In reorganization, Bayer lays off 55 at Berkeley, California, campus

Bayer has big ambitions for its Berkeley, California, campus, where it plans to invest $1.2 billion over the next 30 years. But even a rapidly growing site is not immune to job cuts in today’s belt-tightening environment.

Bayer has cut 55 jobs there, according to the latest Worker Adjustment and Retraining Notification (WARN) update. Employees were notified Jan. 30, with terminations effective March 31, according to the WARN.

The German company acknowledged the layoffs to Fierce Pharma, saying it is part of a reorganization. Bayer made the cut through a Separation Election Program, offering retirement to personnel age 55 and older with at least 10 years of service. The affected people will be eligible for severance benefits, the company said.

“We are driving forward a major transformation of our operations locally as we continue to deliver our current commercial portfolio while preparing for new modalities,” Bayer said in an emailed statement, adding the move is a “cost containment measure” as it flexes to the “changing needs of our portfolio.”

The move comes as Bayer is undergoing a change in leadership from seven-year CEO Werner Baumann to former Roche pharma chief Bill Anderson. Baumann had resisted investor pressure to break up the company after an ill-fated, $63 billion purchase of Monsanto in 2018.

Bayer has operated at the Berkeley site since 1992, starting there through its subsidiary Miles Laboratories.
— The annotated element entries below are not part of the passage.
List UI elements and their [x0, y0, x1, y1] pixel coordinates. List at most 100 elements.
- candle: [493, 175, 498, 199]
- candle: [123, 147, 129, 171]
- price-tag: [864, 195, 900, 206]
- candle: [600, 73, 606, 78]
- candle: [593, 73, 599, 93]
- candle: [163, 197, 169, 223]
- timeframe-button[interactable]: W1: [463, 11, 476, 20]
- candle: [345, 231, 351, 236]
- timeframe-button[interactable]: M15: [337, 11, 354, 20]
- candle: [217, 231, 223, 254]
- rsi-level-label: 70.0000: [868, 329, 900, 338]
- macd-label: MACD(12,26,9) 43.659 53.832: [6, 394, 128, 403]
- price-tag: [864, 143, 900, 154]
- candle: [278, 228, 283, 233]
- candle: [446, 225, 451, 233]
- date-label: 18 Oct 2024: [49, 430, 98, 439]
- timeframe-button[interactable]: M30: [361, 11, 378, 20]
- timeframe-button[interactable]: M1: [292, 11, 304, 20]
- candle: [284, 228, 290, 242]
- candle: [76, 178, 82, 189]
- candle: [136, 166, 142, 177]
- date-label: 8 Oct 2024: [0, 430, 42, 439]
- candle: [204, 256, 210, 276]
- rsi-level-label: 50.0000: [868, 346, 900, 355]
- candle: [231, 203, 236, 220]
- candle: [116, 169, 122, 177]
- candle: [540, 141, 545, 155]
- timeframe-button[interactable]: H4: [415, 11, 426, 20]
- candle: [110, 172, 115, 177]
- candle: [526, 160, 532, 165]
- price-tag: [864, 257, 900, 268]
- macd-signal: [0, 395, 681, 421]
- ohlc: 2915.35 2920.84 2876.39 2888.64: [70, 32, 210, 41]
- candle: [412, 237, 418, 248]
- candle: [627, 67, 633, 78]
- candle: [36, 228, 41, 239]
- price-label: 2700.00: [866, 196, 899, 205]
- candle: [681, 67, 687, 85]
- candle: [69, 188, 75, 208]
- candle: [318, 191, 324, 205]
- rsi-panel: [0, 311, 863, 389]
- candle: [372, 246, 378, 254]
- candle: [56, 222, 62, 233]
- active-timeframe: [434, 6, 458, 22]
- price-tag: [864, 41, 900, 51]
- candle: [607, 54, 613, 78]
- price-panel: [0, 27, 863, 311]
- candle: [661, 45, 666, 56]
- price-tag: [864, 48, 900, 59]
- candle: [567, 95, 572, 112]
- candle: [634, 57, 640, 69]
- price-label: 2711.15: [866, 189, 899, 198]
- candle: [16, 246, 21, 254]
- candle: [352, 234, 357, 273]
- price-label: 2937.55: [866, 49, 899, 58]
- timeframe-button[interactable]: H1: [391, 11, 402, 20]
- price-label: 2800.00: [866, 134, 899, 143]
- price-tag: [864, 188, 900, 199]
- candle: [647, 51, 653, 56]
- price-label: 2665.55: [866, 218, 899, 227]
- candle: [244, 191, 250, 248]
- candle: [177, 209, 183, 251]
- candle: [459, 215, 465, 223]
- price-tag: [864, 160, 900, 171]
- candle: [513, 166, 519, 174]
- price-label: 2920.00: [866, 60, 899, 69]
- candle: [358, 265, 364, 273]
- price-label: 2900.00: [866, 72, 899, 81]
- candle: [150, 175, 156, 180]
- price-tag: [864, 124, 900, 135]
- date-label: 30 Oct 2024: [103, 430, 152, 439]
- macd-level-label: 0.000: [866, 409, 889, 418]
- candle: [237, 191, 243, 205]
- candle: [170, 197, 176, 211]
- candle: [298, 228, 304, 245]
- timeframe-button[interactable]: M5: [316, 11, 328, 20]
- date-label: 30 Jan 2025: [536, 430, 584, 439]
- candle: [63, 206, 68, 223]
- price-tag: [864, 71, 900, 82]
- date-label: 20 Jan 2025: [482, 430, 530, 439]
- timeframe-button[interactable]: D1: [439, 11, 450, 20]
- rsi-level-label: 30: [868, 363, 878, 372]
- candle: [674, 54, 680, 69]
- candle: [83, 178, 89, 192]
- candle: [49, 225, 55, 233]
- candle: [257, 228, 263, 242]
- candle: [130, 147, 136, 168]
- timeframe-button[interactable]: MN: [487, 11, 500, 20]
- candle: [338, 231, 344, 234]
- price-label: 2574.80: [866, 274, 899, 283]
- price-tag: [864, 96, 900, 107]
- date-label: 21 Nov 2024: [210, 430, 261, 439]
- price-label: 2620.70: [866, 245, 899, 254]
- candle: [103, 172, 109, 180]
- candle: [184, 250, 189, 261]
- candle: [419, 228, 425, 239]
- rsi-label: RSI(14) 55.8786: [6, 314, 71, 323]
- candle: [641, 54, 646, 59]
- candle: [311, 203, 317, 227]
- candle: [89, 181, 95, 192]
It has a head count of roughly 1,000 at the site, with plans to add another 1,000 over the next 30 years as it expands its cell and gene therapy operations.

For decades, the site has been primarily responsible for producing Bayer’s treatments for hemophilia such as Kogenate, Kovaltry and Jivi. But sales of the drugs have flattened with competition from Roche’s juggernaut Hemlibra, which raked up sales of $4.1 billion last year, while Bayer’s trio made $641 million through the first three quarters.

When its hemophilia franchise first began to take a hit—in 2018 when Hemlibra was approved—Bayer cut 227 jobs at the Berkeley site and closed down a smaller plant in Wuppertal, Germany.

Meanwhile, Bayer’s cell and gene therapy initiatives have mushroomed. The company bought out adeno-associated virus specialist Asklepios for $2 billion in 2020, launched a cell and gene therapy platform and plugged millions of investment dollars into gene therapy players Metagenomi and Senti Bio.

"While we are making these reductions, we remain focused on the transformation of our Berkeley Biotech operations, expanding our scope from the development and manufacturing of protein therapeutics and into making new modalities," Bayer added.

Bayer was not the only Bay Area company in the life sciences industry executing layoffs. The most recent WARN update included two co-located Johnson & Johnson units—DePuy Synthes Products and Medical Device Business Services—which have cut a combined 37 workers.